Die WIR Finanzierer GmbH plant die Emission einer Unternehmensanleihe im Volumen von rund 120 Mio. Euro, mit der Anleihen von ca. 30 kleinen und mittelgroßen Unternehmen (KMU) gebündelt finanziert werden. Bonitäts- und strukturbedingte Anforderungen sowie eine enge Begleitung der KMU sollen Ausfälle verhindern. Mark van den Arend, Geschäftsführer der WIR Finanzierer GmbH, erläutert im Gespräch mit dem BOND MAGAZINE die Struktur.
BOND MAGAZINE: Bitte erläutern Sie das Konzept der WIR Finanzierer GmbH.

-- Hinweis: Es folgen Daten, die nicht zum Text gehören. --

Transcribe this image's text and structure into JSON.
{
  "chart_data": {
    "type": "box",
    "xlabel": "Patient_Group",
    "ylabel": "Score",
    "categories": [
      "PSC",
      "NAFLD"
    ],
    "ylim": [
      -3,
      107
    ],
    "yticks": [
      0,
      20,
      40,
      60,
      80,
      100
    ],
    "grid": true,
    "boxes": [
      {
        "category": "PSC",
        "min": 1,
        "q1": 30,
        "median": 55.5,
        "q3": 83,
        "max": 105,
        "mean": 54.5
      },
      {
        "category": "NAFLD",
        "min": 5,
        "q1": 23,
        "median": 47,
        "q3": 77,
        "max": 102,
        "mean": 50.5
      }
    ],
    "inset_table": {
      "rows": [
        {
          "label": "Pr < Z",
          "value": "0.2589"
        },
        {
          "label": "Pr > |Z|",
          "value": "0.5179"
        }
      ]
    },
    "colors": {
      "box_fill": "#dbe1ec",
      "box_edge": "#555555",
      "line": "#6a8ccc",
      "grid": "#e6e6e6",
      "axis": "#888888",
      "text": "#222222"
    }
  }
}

van den Arend: Ausgangspunkt war, dass KMU-Einzelinvestments für Kapitalmarktinvestoren wirtschaftlich nicht sinnvoll darstellbar sind. Die Lösung bestand deshalb in der Bündelung der KMU-Finanzierungsbedarfe. Zur Finanzierung dieses Bündels aus rund 30 KMU-Anleihen konzipierten wir eine von Euler Hermes geratete und im Freiverkehr notierte Anleihe mit einer Laufzeit von 5 Jahren. Das angestrebte Gesamttransaktionsvolumen liegt bei rund 120 Mio. Euro, welches bei maximaler Konzentration von 5% mit einem KMU-Anleihebetrag in Höhe von rund 6 Mio. Euro korrespondiert. Mit dieser Struktur verschaffen wir den KMU auf Basis attraktiver Konditionen und Bedingungen mehr Bankunabhängigkeit und finanziellen Spielraum, zum anderen eröffnen wir mittels einer intelligent gewählten Struktur Investoren einen neuen Investitionszugang zum deutschen Mittelstand.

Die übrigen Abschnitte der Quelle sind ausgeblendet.